Posted on Thursday, Jun 7th 2007

Rupert Murdoch wants Dow Jones. The Bancroft family realizes that they are falling behind. Even though, they own the Wall Street Journal, America’s most important business newspaper and website, they have not been able to capitalize on the brand enough amidst upheavals due to the Internet. Murdoch sees the opportunity to build a global Business & Finance brand, and clearly, there is no other brand as powerful in the category as WSJ.

Lay of the land

CNNMoney, Time Warner’s Business and Finance site, for example, is #1 in the category in terms of Unique Visitors (8.2 M vs 3.4 M for WSJ.com), Page Views (145 M vs 51 M for WSJ.com) and Gross Usage Minutes (140 M vs 56 M for WSJ.com). Other sites like Forbes.com and Businessweek.com also do better than WSJ.com in terms of Unique Visitors. Forbes even has better Page View statistics. Marketwatch, however, is also a Dow Jones property, and does quite well, appearing at #3 in all 3 categories. In fact, the combination of WSJ.com and Marketwatch gets quite close in numbers to CNNMoney, which itself is a combination of all of Time Inc.’s Business & Finance imprints (Fortune, Business 2.0, Fortune Small Business, CNNMoney, etc.).

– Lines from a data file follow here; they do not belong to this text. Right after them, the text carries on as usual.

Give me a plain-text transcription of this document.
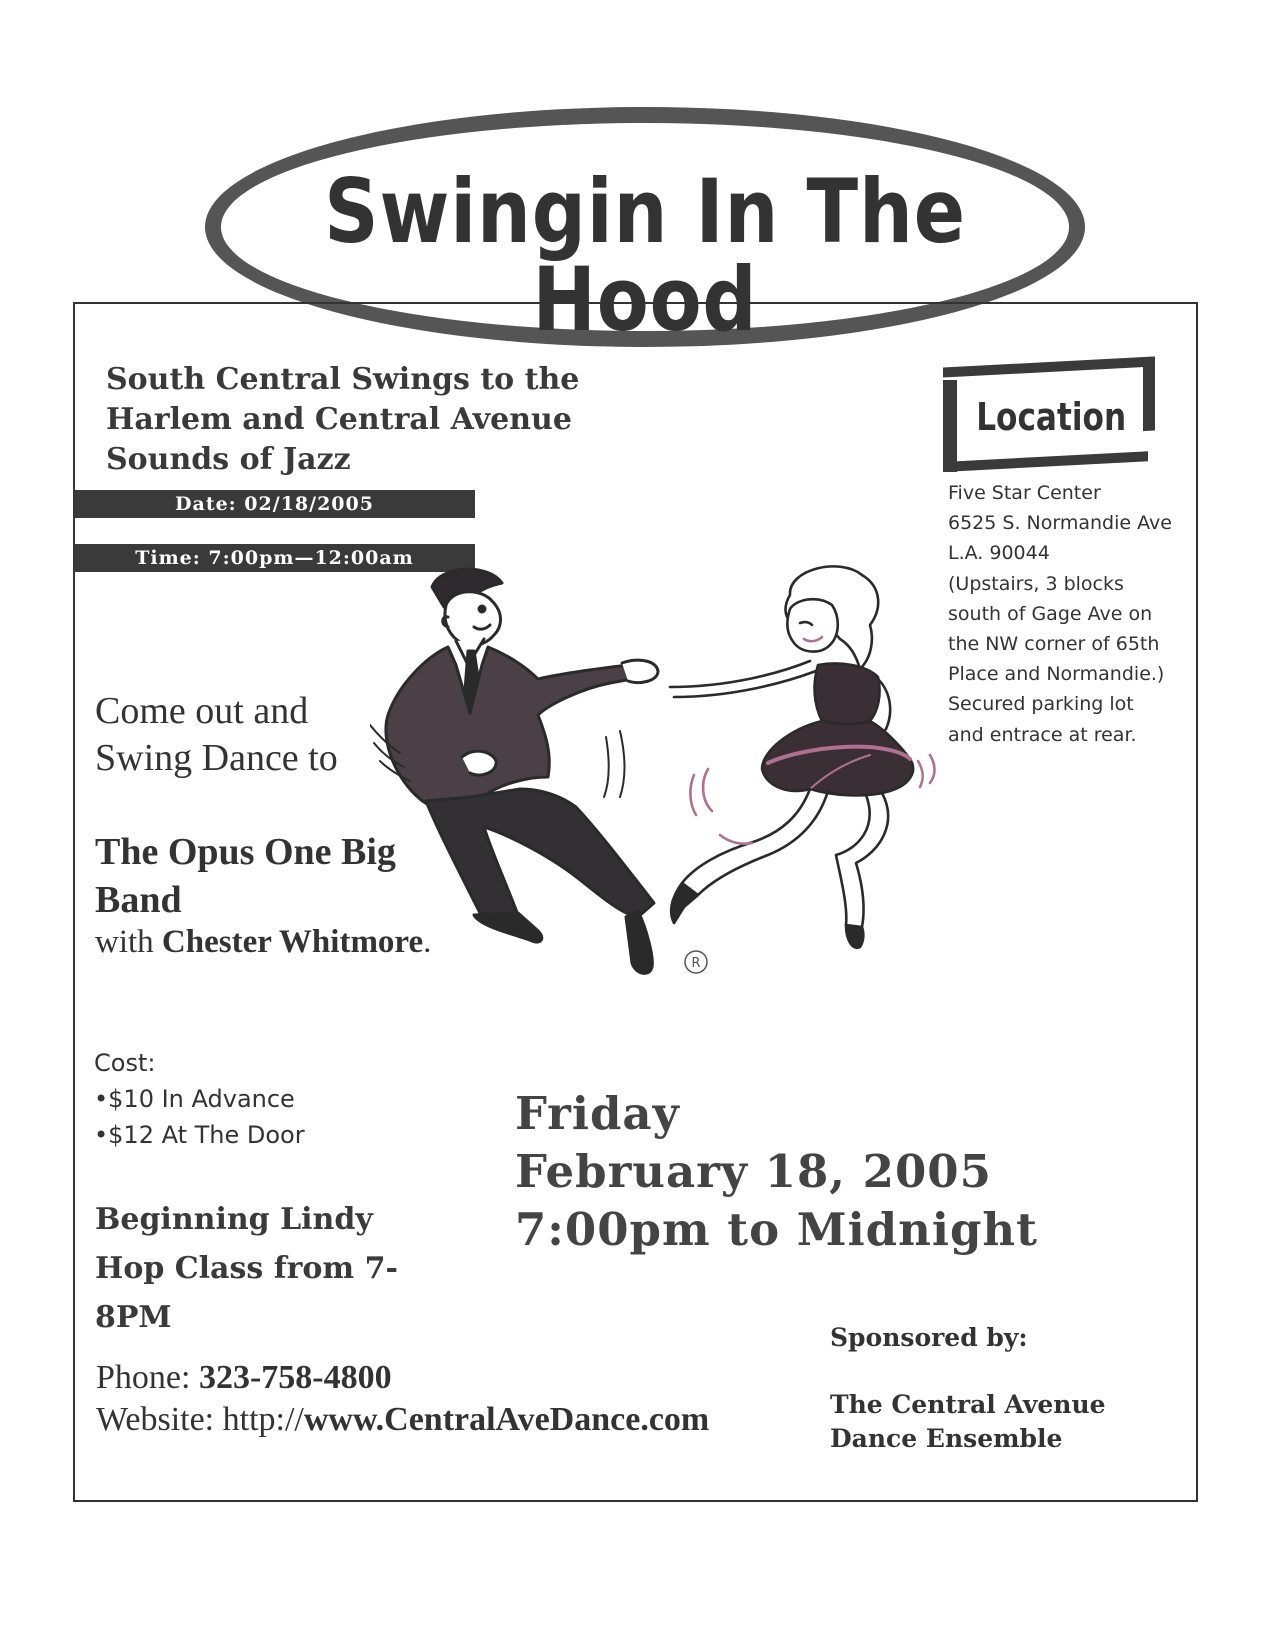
Swingin In The Hood
South Central Swings to the Harlem and Central Avenue Sounds of Jazz
Date: 02/18/2005
Time: 7:00pm—12:00am
Location
Five Star Center
6525 S. Normandie Ave
L.A. 90044
(Upstairs, 3 blocks
south of Gage Ave on
the NW corner of 65th
Place and Normandie.)
Secured parking lot
and entrace at rear.
Come out and
Swing Dance to
The Opus One Big Band
with Chester Whitmore.
R
Cost:
•$10 In Advance
•$12 At The Door
Beginning Lindy
Hop Class from 7-
8PM
Friday
February 18, 2005
7:00pm to Midnight
Phone: 323-758-4800
Website: http://www.CentralAveDance.com
Sponsored by:
The Central Avenue
Dance Ensemble
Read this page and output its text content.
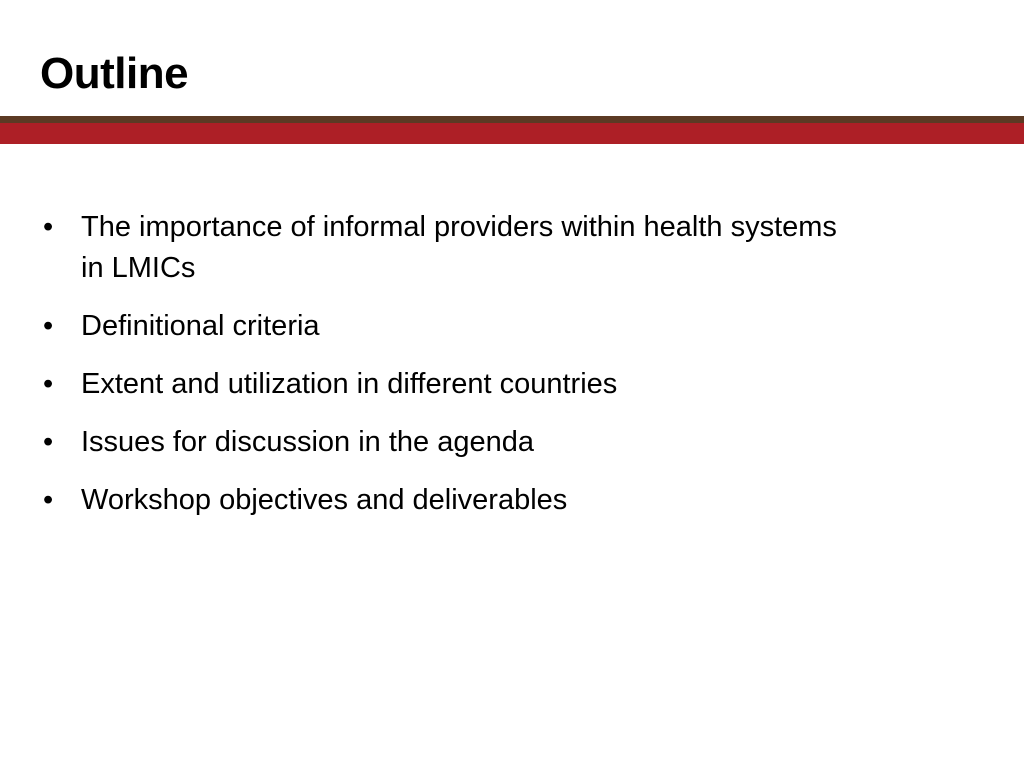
Outline
• The importance of informal providers within health systems in LMICs
• Definitional criteria
• Extent and utilization in different countries
• Issues for discussion in the agenda
• Workshop objectives and deliverables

A simple yet profoundly impactful strategy would be to blend Marketwatch into the WSJ brand, and present it as a unified media property. Other things that Murdoch would obviously do is leverage his experience in television, and make it a multi-channel, multi-media outlet. These are obvious next steps.

The Less Obvious Next Steps?

The less obvious portion of the WSJ / DJ re-engineering, I imagine, needs to include a solid strategy around User Generated Content. Today, if you look at the bottom of the journal articles, they link to blogs that have discussions of their pieces. It’s a functionality powered by Technorati or Sphere, various blog search engines.

The problem is that WSJ doesn’t seem to understand how to monetize all the discussion that it stimulates through its reporting all over the internet. Every piece of their Anchor Content inevitably generates zillions of pieces of User Generated Content in the blogosphere. This is Content that the Journal should bring within its fold, as part of a Network.

There are many other such subtle details that could easily send the journal’s level of user engagement through the roof, which perhaps the Bancrofts realize are not exactly within their realm of expertise. Murdoch, however, has proved himself to be quite new media savvy. MySpace, Photobucket, the bid for the WSJ – these are great moves.

Murdoch gets it. I think, the Bancrofts get it as well, that he does!